Никого не пощадили палачи - ни больных старух, ни рожениц, ни новорождённых. Убивали по кварталам. Убивали по возрастам. Убивали по профессиям. И убили всех. С каждым километром, приближающим нас к границе, читаем мы всё новые страницы страшного свитка.
Нет такой деревни, нет такого городка, где не оплакивали бы казнённых немцами.
Во время боя за деревню семидесятипятилетний старик, белорусе, молил нашего полковника взять его бойцом.
- Всех у меня убили, - повторял он, - всех убили, дайте мне винтовку.

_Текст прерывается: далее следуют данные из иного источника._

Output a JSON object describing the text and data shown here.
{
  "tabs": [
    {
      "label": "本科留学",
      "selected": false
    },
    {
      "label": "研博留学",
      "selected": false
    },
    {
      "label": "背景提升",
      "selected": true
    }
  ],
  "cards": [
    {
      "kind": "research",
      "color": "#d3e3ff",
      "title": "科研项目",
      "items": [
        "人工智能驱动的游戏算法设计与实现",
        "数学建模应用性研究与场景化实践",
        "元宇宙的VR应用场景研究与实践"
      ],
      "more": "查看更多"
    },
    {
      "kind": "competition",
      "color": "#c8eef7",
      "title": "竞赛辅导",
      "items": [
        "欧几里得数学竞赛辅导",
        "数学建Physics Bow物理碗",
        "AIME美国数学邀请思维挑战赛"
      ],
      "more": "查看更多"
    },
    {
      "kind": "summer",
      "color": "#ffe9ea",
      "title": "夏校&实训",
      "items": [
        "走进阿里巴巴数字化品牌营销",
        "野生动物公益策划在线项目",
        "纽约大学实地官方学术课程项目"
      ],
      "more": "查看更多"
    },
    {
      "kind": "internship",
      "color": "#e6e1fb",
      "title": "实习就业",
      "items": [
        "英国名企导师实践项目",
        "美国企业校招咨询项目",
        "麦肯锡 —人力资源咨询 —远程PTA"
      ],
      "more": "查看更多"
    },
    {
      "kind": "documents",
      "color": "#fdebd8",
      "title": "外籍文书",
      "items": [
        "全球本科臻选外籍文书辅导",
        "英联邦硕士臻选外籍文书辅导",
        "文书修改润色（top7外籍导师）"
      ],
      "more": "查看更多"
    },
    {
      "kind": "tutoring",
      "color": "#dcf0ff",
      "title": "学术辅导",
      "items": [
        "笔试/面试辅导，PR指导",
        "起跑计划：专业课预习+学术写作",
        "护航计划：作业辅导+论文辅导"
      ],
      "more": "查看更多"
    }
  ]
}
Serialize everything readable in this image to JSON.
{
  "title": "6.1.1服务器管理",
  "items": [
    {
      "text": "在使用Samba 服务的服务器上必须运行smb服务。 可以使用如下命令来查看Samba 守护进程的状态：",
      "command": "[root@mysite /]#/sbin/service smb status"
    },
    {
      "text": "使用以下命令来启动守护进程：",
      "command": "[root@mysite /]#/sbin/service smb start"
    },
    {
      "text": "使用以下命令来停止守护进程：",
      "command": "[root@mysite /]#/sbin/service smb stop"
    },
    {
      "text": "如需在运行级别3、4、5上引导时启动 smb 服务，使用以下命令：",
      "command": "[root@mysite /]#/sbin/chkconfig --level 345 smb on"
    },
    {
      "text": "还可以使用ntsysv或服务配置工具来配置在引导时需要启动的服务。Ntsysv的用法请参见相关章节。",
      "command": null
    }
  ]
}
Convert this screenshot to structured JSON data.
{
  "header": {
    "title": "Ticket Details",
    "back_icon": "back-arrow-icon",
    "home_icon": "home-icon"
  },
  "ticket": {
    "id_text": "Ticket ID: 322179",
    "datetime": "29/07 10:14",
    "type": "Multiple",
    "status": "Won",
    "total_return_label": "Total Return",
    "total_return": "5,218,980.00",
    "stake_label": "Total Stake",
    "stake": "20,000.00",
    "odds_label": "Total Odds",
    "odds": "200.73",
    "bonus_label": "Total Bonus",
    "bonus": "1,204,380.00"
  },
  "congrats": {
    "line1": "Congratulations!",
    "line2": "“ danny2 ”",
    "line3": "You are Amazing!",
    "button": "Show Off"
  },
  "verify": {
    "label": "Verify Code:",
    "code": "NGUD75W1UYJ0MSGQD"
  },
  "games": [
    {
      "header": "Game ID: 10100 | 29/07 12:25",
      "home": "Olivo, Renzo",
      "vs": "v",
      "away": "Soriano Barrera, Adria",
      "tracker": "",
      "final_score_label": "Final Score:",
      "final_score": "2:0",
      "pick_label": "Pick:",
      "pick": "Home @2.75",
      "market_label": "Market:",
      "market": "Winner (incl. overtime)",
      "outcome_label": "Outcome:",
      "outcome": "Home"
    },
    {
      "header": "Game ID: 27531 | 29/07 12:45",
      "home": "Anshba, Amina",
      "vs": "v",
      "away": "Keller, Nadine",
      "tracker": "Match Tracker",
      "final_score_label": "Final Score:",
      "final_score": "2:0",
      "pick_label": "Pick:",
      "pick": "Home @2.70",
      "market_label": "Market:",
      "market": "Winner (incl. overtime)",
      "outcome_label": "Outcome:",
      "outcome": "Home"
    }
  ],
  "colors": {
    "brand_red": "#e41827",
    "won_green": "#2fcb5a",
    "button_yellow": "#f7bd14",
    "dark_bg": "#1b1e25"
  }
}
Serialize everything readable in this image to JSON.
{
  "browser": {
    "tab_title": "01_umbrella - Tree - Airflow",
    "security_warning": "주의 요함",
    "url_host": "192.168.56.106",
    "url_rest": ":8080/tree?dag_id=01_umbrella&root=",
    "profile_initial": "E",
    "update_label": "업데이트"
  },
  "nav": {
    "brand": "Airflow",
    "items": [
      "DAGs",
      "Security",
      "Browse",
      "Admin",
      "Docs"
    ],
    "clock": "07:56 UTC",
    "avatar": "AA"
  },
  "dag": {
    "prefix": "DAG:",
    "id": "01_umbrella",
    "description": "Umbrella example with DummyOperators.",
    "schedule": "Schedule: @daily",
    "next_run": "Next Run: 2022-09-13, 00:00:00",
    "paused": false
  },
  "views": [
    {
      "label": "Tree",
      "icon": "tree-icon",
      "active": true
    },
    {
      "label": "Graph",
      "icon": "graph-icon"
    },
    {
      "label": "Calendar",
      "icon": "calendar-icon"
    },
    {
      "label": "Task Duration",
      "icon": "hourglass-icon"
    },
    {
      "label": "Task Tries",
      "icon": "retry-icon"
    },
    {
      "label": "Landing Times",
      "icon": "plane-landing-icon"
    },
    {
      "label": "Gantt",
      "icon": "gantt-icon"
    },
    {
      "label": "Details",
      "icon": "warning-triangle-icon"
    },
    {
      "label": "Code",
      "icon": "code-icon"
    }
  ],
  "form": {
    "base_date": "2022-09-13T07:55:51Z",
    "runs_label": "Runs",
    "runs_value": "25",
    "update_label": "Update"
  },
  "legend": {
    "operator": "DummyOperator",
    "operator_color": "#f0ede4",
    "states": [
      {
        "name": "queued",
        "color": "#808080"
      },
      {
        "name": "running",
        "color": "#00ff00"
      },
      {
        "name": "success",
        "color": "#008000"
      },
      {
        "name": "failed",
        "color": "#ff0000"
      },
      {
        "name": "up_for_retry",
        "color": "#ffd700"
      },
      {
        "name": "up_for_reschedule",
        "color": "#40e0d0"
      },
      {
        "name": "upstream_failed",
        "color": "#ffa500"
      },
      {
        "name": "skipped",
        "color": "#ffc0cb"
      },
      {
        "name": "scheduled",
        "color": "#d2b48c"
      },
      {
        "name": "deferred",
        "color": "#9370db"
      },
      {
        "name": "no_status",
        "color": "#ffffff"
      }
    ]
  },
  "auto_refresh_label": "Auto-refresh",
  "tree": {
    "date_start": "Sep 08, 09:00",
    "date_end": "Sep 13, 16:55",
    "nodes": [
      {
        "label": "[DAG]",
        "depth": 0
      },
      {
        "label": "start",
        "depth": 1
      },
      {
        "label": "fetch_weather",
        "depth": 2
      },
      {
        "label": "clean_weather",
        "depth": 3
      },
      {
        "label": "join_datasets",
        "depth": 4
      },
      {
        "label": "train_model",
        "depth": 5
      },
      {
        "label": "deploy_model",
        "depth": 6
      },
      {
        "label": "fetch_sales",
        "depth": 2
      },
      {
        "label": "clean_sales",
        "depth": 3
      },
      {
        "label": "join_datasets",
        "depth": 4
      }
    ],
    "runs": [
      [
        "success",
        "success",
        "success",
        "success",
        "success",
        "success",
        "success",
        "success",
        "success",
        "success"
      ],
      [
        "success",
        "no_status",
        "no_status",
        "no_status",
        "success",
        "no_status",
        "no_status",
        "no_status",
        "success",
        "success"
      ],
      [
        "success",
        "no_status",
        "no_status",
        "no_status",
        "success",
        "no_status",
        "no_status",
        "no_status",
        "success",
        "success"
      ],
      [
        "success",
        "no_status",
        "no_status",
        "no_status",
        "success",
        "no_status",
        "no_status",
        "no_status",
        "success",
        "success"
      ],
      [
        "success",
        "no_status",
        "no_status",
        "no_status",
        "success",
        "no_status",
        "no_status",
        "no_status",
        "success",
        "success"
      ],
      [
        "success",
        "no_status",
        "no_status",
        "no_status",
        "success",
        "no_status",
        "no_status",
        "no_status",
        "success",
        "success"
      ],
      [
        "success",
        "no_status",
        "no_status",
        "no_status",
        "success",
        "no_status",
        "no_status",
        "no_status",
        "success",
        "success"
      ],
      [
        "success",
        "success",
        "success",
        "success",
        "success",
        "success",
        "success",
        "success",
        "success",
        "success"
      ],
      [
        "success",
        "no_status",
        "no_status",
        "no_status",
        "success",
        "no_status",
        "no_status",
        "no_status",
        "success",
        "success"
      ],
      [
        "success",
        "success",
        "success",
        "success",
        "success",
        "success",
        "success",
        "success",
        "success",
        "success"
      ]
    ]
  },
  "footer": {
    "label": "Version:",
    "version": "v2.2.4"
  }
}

Спустя несколько дней я встретил возле леса, в котором засели немцы, другого старика, с нечёсаной, клочковатой бородой, с винтовкой в руках. Глаза у него посветлели от старости.
- Дед, - сказал я, - ты б уж отдыхал. Зачем в твои годы ходить в партизанах?
- Мушу ити, - печально сказал он, - всех убил немец: бабушку мою, дочку, двух внуков моих, хату спалил. - И он пошёл в чащу, откуда слышалась стрельба автоматов и пулемётные очереди.